Ninkasi, you are the one who pours out the
filtered beer of the collector vat,
It is [like] the onrush of
Tigris and Euphrates.

(okay okay well Vleeptron has not received) Gracious permission from: "Copyright J.A. Black, G. Cunningham, E. Robson, and G. Zlyomi 1998, 1999, 2000. The authors have asserted their moral rights." Scholarly Versions at their Home Page The Electronic Text Corpus of Sumerian Literature, Oxford University (but somebody has)

2 Comments:

Blogger Mamagiggle said...

I'm thinking about brewing my own. Do you think anybody would notice if I added a secret ingredient?
And so I have a name picked out and everything, and a label designed, but I can't show you until G fixes the ding dang mamagigglerobototron! All we need is lubrication, for the heat sink that is. Please forgive me, I'm blogging drunk, that is unusual for me. Sigh.

22:13  
Blogger Vleeptron Dude said...

You are not drunk. You are experiencing the mystic spiritual communion with Bacchus.

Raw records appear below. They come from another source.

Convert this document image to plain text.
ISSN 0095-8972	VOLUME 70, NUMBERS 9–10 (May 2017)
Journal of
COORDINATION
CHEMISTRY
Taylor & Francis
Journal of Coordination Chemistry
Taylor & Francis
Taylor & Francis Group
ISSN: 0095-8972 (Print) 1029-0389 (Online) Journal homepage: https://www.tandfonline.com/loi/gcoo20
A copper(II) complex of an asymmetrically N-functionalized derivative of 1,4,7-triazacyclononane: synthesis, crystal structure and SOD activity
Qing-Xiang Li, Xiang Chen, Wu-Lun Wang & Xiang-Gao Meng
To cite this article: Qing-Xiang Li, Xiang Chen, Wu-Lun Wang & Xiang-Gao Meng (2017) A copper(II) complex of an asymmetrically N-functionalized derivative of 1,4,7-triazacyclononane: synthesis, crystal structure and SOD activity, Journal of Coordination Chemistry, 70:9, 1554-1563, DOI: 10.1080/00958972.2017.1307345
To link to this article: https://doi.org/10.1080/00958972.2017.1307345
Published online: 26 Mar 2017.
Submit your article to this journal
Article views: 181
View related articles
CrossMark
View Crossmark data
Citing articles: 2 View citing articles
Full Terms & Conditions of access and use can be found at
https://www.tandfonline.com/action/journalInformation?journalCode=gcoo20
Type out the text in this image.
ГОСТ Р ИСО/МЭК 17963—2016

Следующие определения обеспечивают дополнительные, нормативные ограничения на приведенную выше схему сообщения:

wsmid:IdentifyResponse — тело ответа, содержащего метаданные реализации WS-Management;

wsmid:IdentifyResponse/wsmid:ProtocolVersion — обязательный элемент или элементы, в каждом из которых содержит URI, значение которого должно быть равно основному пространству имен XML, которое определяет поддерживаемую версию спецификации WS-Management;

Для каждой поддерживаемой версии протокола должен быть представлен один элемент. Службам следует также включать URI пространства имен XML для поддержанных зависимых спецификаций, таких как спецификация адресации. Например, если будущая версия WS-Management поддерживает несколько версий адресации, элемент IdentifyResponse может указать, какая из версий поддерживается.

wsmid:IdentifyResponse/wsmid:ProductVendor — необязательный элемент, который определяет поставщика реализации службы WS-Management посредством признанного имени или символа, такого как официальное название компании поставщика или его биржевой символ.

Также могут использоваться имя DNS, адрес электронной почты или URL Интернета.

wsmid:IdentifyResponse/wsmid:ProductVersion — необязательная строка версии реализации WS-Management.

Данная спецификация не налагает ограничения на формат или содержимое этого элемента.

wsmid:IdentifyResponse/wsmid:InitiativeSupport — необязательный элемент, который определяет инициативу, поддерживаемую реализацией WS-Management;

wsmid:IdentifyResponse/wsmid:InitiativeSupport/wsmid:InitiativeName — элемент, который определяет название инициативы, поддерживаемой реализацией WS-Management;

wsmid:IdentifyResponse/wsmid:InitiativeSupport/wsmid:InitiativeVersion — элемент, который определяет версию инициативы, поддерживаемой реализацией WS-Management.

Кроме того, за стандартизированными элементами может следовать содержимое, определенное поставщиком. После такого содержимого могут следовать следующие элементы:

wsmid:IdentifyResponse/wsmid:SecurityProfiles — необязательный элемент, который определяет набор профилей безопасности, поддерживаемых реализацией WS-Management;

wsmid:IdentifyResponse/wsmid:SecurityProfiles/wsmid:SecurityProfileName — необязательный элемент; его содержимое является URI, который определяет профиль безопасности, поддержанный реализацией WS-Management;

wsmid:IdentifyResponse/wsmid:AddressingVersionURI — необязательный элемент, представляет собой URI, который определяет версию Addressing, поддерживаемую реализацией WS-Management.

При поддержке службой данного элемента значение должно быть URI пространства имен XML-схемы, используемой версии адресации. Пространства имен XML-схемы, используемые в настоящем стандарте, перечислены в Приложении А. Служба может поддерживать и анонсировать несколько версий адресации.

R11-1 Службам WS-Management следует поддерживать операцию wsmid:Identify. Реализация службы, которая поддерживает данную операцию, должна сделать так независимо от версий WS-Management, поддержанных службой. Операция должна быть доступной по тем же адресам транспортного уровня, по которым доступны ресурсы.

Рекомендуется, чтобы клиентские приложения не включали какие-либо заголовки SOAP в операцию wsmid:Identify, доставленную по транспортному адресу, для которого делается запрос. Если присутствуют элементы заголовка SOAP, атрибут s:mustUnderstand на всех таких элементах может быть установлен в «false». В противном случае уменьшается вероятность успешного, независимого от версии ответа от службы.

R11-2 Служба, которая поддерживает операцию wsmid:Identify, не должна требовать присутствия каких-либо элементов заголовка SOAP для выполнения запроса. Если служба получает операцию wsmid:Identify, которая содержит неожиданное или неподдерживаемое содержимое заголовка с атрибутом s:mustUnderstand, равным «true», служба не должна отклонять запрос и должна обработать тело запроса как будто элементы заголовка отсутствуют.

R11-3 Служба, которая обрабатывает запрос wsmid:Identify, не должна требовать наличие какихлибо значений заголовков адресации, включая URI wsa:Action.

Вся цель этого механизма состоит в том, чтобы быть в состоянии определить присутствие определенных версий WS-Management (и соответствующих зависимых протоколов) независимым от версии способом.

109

Do not drive or operate heavy machinery while experencing the mystic spiritual communion with Bacchus.

That secret ingredient seems to make everything else kick butt, my wonderful t-shirt, the softest and most comfy I own, my shampoo, soap, skin goop. So it will almost certainly make for ass-kick beer. Pump it up, pump it out, e-mail me with directions to the Tasting.

You can find imported bottles of Flag Porter. A British Navy ship sank around 1830. About ten years ago SCUBA divers found still-sealed bottles of porter. Biochemists opened it under sterile conditions and claim to have re-started the stuff, and then have been brewing more using an authentic period recipe for Porter. So Flag Porter may really be the beer that pickled dear old great-great-great-great-grand-dad. Who cares, it tastes great.